A magnificent robe gave him an air of great distinction. Very proudly he held up his head and puffed out his chest (an effort that caused his cheeks to take on a deep red tinge), while his eyes, with their far-away gaze, showed plainly that he was thinking profoundly and wholly given up to his own meditations.

The Ancient Heroes

Then the fixed gaze relaxed, and it was as if he had come from troubled deeps to the calm of some haven. All round him were circles on circles of warriors.

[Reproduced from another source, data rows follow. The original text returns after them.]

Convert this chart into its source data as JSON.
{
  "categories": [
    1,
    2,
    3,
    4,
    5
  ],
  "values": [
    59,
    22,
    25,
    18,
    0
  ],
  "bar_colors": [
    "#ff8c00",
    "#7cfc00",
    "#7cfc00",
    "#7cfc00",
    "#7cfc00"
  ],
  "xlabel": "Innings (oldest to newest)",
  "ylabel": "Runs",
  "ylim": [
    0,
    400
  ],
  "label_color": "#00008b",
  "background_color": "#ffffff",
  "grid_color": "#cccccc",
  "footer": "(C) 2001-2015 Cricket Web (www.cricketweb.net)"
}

The nearest circle, and the smallest ones was composed of the most important persons, the leading representatives of the nobility, men who rivalled the stately grandeur of the Ancient Heroes. And there they stood, their own exalted rank an inspiration to their juniors. Around them were their lieutenants and the front rank fighters, grouped in a second circle.

With these stood some soldiers of inferior battalions and certain high-ranking company commanders, on the emperor’s left. Surrounding these again we saw the light-armed troops without armour, and behind them all the allied forces which had joined him from different barbarian nations. There were Italians, and Scyths from the Taurus, men of fearful appearance, dressed in fearful garb, both alike glaring fiercely about them.

They were not alike in other respects, for while the one tribe painted themselves and plucked out their eyebrows, the other preserved their natural colour; the one made their attacks as the spirit moved them, were impetuous and led by impulse, the other with a mad fury; the former in their first onslaught were irresistible, but they quickly lost their ardour; the latter, on the other hand, were less impatient, but fought with unsparing devotion and a complete disregard for wounds.

These then were the warriors who rounded off that circle of shields, armed with long spears and single-edged battle-axes. The axes they carried on their shoulders, and with the spiked ends of the spears jutting out before and behind them the intervals between the ranks were, so to speak, roofed in.